Boston Museum of Fine Arts

A PAIR OF LATE MING OR EARLY QING DYNASTY LOWBACK ARMCHAIRS WITH CARVED THREE FRIENDS OF WINTER OPENWORK PANELS.

Height 40 in. (83 cm.), Width 23 in. (57.7 cm.), Depth 18 in. (46 cm.) Circa 17th Century.

Sarah Handler writes in Ming Furniture in the Light of Chinese Architecture, page 124-126 : “Although the essential form of the lowback armchair is light and delicate, it may have elaborately carved openwork panels such as on these chairs decorated with the Three Friends of Winter (pine, bamboo, and plum). The pine and bamboo are always green throughout the harsh winter and the plum tree is the first to flower in early spring. Thus, the grouping of the three plants together represent the ability to survive adversity, particularly the ability of a scholar-official to maintain his integrity during times of potential turmoil.”

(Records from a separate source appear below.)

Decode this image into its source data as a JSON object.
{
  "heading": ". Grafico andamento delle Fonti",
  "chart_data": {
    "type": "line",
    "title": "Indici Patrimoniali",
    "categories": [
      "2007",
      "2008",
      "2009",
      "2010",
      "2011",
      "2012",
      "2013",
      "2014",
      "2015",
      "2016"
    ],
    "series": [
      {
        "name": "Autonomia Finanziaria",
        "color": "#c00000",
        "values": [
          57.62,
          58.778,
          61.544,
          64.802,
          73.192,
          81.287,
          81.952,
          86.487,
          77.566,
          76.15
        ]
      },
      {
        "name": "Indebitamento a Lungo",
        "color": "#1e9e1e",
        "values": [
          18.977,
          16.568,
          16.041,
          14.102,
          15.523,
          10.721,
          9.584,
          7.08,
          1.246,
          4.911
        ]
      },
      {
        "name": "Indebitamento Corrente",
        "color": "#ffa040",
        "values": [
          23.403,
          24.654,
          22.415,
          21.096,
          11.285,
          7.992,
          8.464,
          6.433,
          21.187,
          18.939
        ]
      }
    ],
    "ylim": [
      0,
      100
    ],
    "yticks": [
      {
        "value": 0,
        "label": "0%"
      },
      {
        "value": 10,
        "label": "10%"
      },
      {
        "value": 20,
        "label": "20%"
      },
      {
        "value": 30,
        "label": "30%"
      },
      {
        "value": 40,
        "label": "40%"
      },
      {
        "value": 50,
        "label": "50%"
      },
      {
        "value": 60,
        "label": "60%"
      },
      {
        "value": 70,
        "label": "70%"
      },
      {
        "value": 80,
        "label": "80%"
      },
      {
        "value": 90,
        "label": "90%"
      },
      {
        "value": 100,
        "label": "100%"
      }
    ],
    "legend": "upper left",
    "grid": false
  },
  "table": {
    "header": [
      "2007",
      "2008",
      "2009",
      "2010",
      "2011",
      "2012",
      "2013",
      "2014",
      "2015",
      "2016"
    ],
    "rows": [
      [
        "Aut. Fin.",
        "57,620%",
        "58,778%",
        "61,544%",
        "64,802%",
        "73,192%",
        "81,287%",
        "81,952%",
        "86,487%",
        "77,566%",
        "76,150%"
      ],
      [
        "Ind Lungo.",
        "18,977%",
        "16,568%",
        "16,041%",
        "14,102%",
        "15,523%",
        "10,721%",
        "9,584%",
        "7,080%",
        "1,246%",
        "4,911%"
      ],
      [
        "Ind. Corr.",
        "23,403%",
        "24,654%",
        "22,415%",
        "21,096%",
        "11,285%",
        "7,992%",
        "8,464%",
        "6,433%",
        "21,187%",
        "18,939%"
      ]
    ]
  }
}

For a more comprehensive and detailed discussion of our example, please see Nancy Berliner’s Beyond the Screen: Chinese Furniture of the Sixteenth and Seventeenth Centuries, Plate No. 12, 1996, The Museum of Fine Arts, Boston (where these chairs are currently on display); and Sarah Handler’s Austere Luminosity of Chinese Classical Furniture, Plate 6.10, 2001, University of California Press.

Formerly in the holdings of Ming Furniture Ltd. these exquisite chairs are now in the collection of Edward C. Johnson 3rd. and can be viewed at the Museum of Fine Arts, Boston.